8.78       Legal Aid Queensland favoured a legislative scheme which imposed a positive duty on carer organisations to provide all practical help to support an adult with impaired capacity with respect to decisions about restrictive practices.[114] This is because, without such an obligation, there has only been a ‘minority of cases’ where their lawyers have successfully advocated for funded carers to consider the proposed use of restrictive practices and develop supported decision-making for the adult.[115]

8.79       The OPA (SA and Vic) supported a comprehensive approach that addresses current gaps across sectors and jurisdictions which incorporates legislation and national guidelines, codes of practice or policy directives, as well as education, training and guidance.[116] Other submissions called for laws to incorporate key principles[117] or to mandate training that will complement the use of strategies to reduce restrictive practices such as positive support behaviour plans.[118]

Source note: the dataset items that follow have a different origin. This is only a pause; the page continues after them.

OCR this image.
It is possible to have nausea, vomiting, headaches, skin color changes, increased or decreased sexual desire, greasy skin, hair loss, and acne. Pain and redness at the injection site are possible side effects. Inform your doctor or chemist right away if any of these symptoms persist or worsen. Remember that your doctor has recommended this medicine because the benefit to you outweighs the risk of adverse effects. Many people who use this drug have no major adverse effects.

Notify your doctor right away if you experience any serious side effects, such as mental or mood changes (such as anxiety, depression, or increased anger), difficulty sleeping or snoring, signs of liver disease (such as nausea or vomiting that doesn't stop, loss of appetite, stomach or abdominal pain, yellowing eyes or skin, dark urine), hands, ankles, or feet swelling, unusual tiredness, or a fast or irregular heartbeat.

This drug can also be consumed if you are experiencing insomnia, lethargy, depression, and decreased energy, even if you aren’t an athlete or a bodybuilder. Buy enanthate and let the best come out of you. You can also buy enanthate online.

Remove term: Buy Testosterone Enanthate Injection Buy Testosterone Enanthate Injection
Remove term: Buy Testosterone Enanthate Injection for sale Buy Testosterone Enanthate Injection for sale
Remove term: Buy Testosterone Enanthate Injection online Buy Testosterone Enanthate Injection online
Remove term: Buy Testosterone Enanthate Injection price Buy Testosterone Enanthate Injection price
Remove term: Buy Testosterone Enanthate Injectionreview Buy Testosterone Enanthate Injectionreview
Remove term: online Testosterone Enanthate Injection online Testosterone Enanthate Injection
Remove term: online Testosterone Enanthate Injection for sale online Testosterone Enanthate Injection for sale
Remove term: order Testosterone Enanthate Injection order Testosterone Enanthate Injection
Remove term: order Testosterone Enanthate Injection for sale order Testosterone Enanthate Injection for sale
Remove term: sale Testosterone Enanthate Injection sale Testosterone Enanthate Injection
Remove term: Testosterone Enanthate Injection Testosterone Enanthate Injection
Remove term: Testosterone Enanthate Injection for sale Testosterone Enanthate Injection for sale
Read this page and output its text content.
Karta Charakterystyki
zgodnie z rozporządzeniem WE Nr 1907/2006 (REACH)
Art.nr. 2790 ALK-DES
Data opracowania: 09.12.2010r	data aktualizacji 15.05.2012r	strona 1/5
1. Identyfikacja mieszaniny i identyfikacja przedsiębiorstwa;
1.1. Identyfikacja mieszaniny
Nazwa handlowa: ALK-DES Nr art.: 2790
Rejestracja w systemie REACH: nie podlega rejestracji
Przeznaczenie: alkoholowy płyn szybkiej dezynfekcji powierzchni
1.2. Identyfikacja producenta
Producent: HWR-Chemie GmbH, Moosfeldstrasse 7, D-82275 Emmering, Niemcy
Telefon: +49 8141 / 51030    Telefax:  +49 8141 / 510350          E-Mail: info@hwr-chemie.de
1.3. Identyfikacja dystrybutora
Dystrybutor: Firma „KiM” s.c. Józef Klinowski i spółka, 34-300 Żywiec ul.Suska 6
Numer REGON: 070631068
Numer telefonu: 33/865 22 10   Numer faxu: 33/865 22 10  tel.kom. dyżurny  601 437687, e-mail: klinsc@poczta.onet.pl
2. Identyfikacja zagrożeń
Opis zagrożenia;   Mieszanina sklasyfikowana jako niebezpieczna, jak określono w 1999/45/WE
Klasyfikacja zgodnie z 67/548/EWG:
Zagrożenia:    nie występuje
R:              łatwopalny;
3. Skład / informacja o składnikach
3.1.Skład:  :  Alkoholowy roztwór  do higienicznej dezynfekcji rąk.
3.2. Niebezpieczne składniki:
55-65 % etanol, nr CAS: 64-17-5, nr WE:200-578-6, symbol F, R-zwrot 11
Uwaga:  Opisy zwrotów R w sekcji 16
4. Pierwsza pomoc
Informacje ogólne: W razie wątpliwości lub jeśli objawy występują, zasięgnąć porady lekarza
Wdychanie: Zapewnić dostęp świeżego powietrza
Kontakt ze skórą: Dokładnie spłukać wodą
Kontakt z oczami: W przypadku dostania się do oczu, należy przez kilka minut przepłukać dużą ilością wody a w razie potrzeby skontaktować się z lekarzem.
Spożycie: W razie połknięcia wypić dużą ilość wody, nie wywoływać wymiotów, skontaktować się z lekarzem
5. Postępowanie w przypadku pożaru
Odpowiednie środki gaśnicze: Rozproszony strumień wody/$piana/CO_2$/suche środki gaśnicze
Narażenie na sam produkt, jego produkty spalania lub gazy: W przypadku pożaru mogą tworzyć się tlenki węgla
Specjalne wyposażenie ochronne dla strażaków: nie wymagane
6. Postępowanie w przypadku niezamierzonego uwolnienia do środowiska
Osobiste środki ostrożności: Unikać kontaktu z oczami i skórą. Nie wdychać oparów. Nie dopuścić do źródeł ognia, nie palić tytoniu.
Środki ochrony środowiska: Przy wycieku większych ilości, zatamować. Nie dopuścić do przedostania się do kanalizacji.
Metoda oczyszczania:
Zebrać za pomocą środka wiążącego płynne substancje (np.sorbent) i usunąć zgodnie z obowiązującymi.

8.80       Monitoring the use of restrictive practices is an essential element of any regulatory framework. The Australian Government and COAG’s commitment to implement a data monitoring system, that integrates existing arrangements by 2018 under the National Framework, may form the basis for the design of a national mechanism for enforcement in relation to restrictive practices in Australia. Stakeholders suggested some ‘touchstones’ for monitoring the use of restrictive practices may relate to the veracity of the data, specifically, the accuracy in staff recognition of restrictive practices and in recording instances following clear data collection principles.[119]